Traveling abroad usually ends in a suitcase full of refrigerator magnets and photos of the Great Wall of China or London's Big Ben. While the traditional foreign getaway is great fun, imagine coming home with an extra person in tow. In fact, this extra person is now a permanent resident and refers to the world travelers as mom and dad.
International adoption has become increasingly prevalent in recent years and it is common to see families of mixed cultures gallivanting through Tulsa.
Couples spend weeks at a time in a foreign country, waiting on the arrival of their children and for two separate governments to approve the adoption and subsequent immigration.
For one family, this journey was a dream come true and while their home is filled with all the traditional American customs, a heritage that was once foreign to them is now celebrated everyday.
Meet the Brewers. Five in total and by looking at them, despite the complete contrast in skin tone and hair pigment, there is no mistake that this is a family, albeit a unique one.
For Doug and Donna Brewer, adoption had become a viable option for extending their family. Taking on children that have an unknown background and heritage can be a challenging feat and one that takes the utmost consideration.
"We gave it some thought and soul searching and decided it was the right choice for us," said Donna. "So we filled out paperwork for about six months and waited another eight months to get Allison."
International adoption can be a tedious process but, like a birth, that first encounter with a child completes the long and overwhelming process and gives a sense of completion and fulfillment.
"When I first saw Allison we were in a hotel lobby and we had just gotten off an airplane. Allison's nanny was holding her and recognized us from our pictures," Donna said. "I looked over and recognized Allison and I kind of had a meltdown in the lobby. It was such a joyous occasion."
Adopting from a foreign nation means that an unfamiliar culture is now part of day-to-day life. That time spent overseas serves as a window into a world that parents will come to learn more and more about.

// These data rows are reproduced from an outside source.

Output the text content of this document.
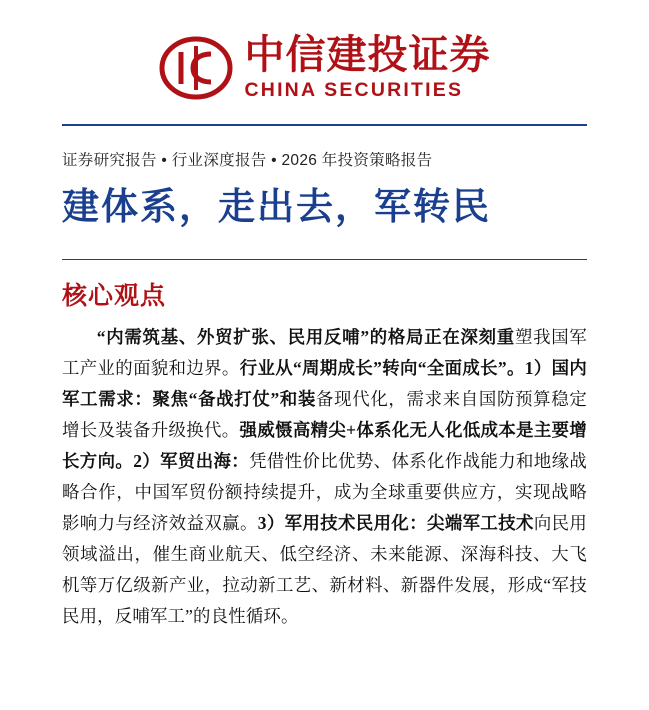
中信建投证券
CHINA SECURITIES
证券研究报告 • 行业深度报告 • 2026 年投资策略报告
建体系，走出去，军转民
核心观点
“内需筑基、外贸扩张、民用反哺”的格局正在深刻重塑我国军工产业的面貌和边界。行业从“周期成长”转向“全面成长”。1）国内军工需求：聚焦“备战打仗”和装备现代化，需求来自国防预算稳定增长及装备升级换代。强威慑高精尖+体系化无人化低成本是主要增长方向。2）军贸出海：凭借性价比优势、体系化作战能力和地缘战略合作，中国军贸份额持续提升，成为全球重要供应方，实现战略影响力与经济效益双赢。3）军用技术民用化：尖端军工技术向民用领域溢出，催生商业航天、低空经济、未来能源、深海科技、大飞机等万亿级新产业，拉动新工艺、新材料、新器件发展，形成“军技民用，反哺军工”的良性循环。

"Adoption is always different, so when you get to spend those several days over there, you get to see where your child is from," Doug said. "If they just brought her to you, you would have no idea of what she's been through or where she's from."
After bringing Allison home, the Brewers made the decision to return to China and go through the adoption process one more time. This time they brought home Audrey.
Audrey faced physical challenges and was considered special needs due to a cleft lip and palate. The Brewers soldiered through the label that classified their youngest daughter and watched as Audrey overcame her physical challenges.
Now the Brewers, who started as Doug, Donna and their 21-year-old son Matthew, have expanded into a colorful family.
Every summer, the Brewers send 7-year-old Allison and soon 2-year-old Audrey, to a China camp sponsored by Dillon International. The girls get to learn all about their bloodline history and celebrate the traditions of a homeland that may be far away but still plays an integral role in their lives.